You Don’t Own Us
Confession: one of my favorite pop music genres is the girl groove, those all- female groups and soloists that hit their peak in the 1960’s. On one of those public television pledge nights a while back, we were treated to dozens of fading video tapes of those Detroit , New York, and Nashville female vocalists who I had stayed up listening to on the bubble gum AM radio stations of my California pre-teen years.
Some of them were minor stars, even one hit wonders, and others like The Supremes dominated the charts for many years with their songs of one way love and rejection. Their stories of leaders of the pack and soldier boys. Their advice to those of us who dreamed of being Bobby’s girl: that just to see his smile made our life worthwhile.
My favorite was probably “The End of the World” by Skeeter Davis, a minor star with her medium looks and Southern twang singing soulfully about her lost boy friend, the one who didn’t love her anymore. She asked why the sun went on shining the birds singing, the stars glowing above, the sea rushing to shore, her heart beating, her eyes crying. One guy had said goodbye and it was all over for her at 16 or 17. I had not even had a date yet, and I was totally relating to her doomed future and her unending pain.

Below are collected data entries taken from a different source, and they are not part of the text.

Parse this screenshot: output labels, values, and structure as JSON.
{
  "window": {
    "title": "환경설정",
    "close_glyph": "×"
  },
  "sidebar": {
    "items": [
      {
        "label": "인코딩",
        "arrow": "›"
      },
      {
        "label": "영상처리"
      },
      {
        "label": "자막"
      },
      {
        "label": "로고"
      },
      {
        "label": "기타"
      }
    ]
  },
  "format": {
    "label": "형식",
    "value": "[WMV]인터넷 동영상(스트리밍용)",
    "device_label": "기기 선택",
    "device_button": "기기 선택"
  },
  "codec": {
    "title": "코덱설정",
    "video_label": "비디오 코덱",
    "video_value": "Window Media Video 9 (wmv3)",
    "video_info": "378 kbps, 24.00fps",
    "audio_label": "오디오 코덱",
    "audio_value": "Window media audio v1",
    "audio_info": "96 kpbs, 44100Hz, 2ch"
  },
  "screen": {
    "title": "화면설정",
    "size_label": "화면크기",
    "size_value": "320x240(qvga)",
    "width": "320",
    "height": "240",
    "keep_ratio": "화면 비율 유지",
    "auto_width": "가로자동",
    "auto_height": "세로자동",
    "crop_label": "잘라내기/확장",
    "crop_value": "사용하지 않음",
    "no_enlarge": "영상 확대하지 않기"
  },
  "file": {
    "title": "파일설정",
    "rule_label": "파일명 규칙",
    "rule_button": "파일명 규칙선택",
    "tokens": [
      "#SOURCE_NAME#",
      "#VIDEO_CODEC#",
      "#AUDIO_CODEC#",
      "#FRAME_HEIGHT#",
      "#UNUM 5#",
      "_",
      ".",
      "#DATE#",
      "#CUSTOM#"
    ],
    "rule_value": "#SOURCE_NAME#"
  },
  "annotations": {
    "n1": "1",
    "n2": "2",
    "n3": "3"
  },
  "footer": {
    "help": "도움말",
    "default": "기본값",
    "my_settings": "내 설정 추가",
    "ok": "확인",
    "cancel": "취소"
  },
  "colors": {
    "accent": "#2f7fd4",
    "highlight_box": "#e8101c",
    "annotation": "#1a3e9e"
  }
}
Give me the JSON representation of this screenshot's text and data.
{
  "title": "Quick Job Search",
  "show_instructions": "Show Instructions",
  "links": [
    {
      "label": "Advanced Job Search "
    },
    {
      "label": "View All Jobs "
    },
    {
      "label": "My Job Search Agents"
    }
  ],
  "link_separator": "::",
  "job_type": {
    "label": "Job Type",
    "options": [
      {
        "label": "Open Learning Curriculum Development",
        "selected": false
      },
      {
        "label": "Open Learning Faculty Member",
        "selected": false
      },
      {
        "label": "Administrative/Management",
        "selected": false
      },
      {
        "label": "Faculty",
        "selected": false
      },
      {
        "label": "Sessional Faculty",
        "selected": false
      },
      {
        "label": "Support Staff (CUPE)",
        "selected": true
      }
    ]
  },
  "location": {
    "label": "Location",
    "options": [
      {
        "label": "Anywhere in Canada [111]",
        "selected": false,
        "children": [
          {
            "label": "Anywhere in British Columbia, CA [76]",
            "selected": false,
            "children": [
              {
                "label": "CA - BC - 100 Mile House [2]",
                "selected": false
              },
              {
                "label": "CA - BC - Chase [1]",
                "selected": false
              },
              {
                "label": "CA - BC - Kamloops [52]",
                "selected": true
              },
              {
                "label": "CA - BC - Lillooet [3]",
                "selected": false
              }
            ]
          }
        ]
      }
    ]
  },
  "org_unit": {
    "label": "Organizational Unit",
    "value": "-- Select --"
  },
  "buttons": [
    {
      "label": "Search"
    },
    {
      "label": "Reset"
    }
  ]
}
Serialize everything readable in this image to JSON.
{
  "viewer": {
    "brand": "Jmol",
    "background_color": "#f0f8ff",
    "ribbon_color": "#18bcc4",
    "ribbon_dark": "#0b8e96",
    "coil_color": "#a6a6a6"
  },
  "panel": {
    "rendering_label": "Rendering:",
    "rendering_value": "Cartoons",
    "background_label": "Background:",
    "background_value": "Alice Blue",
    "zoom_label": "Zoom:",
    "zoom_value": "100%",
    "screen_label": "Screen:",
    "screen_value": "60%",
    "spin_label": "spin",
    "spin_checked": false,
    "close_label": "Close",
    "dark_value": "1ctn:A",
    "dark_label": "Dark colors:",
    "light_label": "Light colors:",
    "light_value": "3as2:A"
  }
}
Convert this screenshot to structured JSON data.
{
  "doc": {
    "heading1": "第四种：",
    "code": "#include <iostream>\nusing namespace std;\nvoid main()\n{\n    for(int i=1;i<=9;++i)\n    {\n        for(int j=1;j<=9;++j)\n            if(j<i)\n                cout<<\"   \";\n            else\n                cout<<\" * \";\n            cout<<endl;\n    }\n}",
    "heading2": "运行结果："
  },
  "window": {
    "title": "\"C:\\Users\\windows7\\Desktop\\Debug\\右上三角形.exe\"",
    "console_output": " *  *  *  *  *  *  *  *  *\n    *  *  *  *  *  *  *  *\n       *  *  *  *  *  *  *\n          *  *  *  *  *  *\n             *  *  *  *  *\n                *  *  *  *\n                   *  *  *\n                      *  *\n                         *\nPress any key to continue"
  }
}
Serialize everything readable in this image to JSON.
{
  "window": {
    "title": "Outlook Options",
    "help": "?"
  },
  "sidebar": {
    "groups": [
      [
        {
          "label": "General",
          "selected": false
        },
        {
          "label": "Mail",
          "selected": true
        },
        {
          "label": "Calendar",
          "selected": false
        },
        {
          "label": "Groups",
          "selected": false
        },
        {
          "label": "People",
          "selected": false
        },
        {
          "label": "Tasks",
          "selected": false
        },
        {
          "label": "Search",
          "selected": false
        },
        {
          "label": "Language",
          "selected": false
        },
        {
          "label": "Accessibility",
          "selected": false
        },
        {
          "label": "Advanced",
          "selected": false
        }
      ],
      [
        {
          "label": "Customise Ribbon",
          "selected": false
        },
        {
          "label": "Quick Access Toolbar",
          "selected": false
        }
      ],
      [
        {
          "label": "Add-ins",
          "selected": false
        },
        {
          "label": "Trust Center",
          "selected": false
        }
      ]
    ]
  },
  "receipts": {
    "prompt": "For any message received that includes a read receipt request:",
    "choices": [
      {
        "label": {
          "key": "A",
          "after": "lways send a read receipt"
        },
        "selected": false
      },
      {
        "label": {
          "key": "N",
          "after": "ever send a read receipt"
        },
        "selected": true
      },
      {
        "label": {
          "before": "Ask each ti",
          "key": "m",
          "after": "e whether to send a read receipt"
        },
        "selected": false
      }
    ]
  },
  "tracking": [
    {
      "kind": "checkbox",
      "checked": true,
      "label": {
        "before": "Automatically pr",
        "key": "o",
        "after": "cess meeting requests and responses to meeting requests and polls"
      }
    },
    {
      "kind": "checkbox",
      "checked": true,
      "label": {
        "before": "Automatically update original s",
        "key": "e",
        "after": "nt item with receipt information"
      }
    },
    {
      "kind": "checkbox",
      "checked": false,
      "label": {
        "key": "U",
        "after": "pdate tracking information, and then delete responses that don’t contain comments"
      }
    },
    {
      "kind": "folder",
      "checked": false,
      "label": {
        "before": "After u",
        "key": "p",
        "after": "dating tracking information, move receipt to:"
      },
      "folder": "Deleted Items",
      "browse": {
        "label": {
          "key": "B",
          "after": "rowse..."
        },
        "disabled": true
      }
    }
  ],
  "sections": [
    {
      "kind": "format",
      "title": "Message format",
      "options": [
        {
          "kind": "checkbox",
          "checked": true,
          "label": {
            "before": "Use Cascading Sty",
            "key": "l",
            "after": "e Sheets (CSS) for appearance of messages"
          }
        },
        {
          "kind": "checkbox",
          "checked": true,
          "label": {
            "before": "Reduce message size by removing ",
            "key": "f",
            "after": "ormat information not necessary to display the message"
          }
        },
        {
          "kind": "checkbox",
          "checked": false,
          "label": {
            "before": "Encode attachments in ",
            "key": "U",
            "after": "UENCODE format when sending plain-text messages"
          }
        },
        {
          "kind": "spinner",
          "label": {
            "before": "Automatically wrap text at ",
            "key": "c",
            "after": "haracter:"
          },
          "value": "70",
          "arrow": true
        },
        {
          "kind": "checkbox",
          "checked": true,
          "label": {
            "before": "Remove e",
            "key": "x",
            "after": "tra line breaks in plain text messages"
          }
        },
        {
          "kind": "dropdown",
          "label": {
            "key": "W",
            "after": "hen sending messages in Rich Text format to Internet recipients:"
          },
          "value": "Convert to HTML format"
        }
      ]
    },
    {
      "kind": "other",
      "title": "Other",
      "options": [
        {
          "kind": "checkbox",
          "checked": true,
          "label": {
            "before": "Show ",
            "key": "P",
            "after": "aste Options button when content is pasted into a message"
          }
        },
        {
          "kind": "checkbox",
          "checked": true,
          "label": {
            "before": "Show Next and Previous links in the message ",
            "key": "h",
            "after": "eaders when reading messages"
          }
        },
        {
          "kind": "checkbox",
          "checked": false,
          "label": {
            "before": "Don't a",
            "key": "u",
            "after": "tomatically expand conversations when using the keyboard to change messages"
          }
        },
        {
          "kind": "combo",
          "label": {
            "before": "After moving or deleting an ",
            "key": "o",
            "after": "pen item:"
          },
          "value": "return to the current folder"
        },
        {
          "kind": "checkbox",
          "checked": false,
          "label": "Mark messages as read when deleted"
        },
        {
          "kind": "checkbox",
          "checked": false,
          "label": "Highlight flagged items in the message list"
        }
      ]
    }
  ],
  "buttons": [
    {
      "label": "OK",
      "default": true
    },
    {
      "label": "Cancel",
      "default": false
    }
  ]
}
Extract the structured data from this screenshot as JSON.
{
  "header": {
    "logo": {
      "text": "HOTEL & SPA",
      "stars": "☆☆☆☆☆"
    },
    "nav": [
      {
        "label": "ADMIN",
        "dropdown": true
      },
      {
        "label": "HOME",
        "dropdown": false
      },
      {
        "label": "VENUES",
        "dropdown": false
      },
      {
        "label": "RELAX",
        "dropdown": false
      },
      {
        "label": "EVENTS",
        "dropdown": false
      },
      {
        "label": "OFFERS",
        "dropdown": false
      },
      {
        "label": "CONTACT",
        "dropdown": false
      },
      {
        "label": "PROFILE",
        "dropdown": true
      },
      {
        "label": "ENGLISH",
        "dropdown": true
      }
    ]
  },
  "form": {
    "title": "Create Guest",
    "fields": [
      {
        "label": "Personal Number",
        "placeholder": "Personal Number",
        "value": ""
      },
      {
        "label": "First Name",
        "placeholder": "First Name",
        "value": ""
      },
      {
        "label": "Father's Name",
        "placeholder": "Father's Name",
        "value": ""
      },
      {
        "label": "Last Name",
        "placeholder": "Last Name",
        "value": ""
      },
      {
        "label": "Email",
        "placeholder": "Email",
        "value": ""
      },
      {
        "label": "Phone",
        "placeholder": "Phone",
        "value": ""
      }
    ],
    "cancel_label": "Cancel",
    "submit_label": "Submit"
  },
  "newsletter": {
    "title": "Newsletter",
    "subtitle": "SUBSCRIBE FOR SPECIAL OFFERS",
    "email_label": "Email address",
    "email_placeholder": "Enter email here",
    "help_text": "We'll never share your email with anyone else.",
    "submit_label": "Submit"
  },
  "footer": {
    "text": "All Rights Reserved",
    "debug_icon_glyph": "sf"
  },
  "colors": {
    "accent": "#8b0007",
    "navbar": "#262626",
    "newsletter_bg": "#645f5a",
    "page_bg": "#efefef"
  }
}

Listening again 50 years later to the five volume retrospective Girl Grooves CD set I was sent in exchange for an upped annual contribution to my local station, confirmed for me that the music itself was good. These were infectious songs: danceable, listenable, covered by (mostly) top notch performers. That many of the lyrics preached such adulation, such willingness to do whatever it took to please those gangly, pimply boys, is undeniable. That these hit songs have staying power in artistic ways and at least gave young women musicians a platform for fleeting fame is also true.
One of the luminaries among these died last month.
The Brooklyn-born, New Jersey raised Lesley Gore, nee Goldstein, was only 16 years old when she was discovered by Quincy Jones and began recording, starting with “It’s My Party” and other treacly tunes that sold millions of copies. It wasn’t until she released “ You Don’t Own Me, written by a male songwriting duo, which urged her peers not to become “little toys,” told what to say and do, and put on display, that her own voice emerged.
This song was the first in a series of break-aways for the singer, choosing to go to Sarah Lawrence College as a ”normal” student, coming out as a lesbian, using the words and overall message of “You Don’t Own Me” in a public service ad urging young women to exercise their vote, calling for equal rights and especially reproductive justice.
Lesley died of lung cancer at age 68, survived by Lois Sasson, her partner of 30 years.
Says Sasson: “She was a wonderful human being — caring, giving, a great feminist, great woman, great human being, and great humanitarian.” Indeed.